In 1933 the association split into two separate, but closely affiliated, entities – New Jersey Manufacturers Insurance Company and the New Jersey Manufacturers Association. In the years following the Great Depression, the association began to focus its efforts on advisory services in addition to advocacy for businesses in government. The association's Industrial Relations Department was formed in 1946 to provide members with advice and information about state and federal regulations. Policy committees developed by the association in 1960 brought together members interested in specific policy areas and shaped the association's agenda.

In the mid 1970s the association changed its name to the New Jersey Business & Industry Association. The change came as the association evolved into its current form, with an increased focus on lobbying the state government in the interest of business owners.
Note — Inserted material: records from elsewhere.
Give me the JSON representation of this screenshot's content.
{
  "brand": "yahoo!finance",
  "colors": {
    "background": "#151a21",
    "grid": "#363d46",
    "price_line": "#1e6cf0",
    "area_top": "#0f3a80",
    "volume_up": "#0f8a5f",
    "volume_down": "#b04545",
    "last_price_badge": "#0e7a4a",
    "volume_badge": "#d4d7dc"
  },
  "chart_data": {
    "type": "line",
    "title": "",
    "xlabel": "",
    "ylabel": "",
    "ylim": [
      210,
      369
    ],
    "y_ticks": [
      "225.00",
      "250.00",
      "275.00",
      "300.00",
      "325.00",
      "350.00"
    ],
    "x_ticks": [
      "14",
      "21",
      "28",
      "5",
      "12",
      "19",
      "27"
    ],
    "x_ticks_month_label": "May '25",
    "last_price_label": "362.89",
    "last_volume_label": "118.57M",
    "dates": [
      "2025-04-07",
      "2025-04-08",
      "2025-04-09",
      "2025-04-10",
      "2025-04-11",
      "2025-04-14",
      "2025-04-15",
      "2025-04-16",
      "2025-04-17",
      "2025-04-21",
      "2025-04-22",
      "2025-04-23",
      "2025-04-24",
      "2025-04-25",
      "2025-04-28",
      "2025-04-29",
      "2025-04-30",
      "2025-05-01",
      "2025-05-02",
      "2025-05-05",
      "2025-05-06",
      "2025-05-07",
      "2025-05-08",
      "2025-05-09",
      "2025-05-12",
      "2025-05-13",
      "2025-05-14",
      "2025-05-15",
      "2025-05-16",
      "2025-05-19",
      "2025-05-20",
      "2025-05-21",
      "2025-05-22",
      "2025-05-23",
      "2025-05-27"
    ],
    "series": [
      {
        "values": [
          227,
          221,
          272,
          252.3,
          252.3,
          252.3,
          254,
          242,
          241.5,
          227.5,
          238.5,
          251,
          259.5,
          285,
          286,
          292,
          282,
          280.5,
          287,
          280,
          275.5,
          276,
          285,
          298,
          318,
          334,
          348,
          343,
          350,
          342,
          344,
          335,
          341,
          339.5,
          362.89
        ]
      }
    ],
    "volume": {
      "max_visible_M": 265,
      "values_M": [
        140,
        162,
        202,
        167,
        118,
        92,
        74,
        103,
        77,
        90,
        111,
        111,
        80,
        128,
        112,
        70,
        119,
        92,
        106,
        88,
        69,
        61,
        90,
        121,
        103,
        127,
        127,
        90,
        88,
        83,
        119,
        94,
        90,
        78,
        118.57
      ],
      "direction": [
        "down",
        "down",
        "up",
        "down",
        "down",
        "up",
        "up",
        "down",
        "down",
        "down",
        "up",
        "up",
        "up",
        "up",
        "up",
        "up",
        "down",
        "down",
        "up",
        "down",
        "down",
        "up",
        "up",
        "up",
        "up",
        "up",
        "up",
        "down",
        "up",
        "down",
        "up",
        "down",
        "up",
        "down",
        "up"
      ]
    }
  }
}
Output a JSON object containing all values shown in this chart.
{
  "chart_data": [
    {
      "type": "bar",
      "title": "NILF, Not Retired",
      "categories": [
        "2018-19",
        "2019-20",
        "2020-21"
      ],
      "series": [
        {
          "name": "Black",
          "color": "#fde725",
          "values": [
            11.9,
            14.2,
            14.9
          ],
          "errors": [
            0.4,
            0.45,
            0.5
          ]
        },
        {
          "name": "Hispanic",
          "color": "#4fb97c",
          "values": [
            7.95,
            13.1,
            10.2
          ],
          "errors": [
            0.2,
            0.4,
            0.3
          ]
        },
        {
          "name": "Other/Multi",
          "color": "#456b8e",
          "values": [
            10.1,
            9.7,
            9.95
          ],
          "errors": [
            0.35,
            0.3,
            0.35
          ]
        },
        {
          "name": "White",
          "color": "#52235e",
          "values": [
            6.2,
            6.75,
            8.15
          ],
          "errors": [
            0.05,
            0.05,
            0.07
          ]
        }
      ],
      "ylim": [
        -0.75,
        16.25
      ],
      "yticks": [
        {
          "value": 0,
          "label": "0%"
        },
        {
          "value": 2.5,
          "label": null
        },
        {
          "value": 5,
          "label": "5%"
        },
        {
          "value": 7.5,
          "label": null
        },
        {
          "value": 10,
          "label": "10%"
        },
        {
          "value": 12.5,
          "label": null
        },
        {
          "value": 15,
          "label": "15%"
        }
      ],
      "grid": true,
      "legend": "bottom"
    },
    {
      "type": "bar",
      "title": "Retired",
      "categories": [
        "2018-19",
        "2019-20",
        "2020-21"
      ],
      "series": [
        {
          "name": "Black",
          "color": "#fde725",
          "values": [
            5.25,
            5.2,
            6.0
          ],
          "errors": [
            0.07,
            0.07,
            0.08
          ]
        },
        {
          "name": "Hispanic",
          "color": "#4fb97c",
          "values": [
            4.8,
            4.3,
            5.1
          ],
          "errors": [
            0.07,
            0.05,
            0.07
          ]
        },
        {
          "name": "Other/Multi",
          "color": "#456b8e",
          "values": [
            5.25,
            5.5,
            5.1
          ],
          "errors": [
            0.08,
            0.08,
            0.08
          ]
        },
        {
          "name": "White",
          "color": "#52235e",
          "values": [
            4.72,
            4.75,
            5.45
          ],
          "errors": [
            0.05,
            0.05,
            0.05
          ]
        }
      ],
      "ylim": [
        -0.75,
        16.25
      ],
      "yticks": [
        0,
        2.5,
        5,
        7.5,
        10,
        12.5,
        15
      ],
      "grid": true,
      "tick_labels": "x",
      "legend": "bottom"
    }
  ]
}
Michele N. Siekerka became NJBIA's 11th President in 2014.

== Membership ==
NJBIA has 20,000 member businesses of all sizes, including large national corporations with branches or interest in New Jersey. A large percentage of the association's members are small businesses, with 80% of their members having 24 or fewer employees. The association's annual dues are determined by the number of full-time equivalent employees a member has working in New Jersey.

== Publications ==
NJBIA issues a number of print and digital publications. Its chief publication is New Jersey Business Magazine, which the association purchased in 1958. The monthly magazine focuses on business news, and is the largest and oldest circulation business magazine in the state.

== Events and awards ==
The association's annual New Good Neighbor Awards recognize industrial development projects, such as office buildings and shopping centers, in New Jersey. Winners are chosen based on economic benefit and job creation, architectural merit, and community involvement.

NJBIA's Awards for Excellence, presented since 1984, honor member companies for achievements in four areas; environmental quality, business success, outstanding employer, and public service.

Made in New Jersey Day, created by former association President Joe Gonzales, allows New Jersey manufacturers to showcase their products to lawmakers in the State House.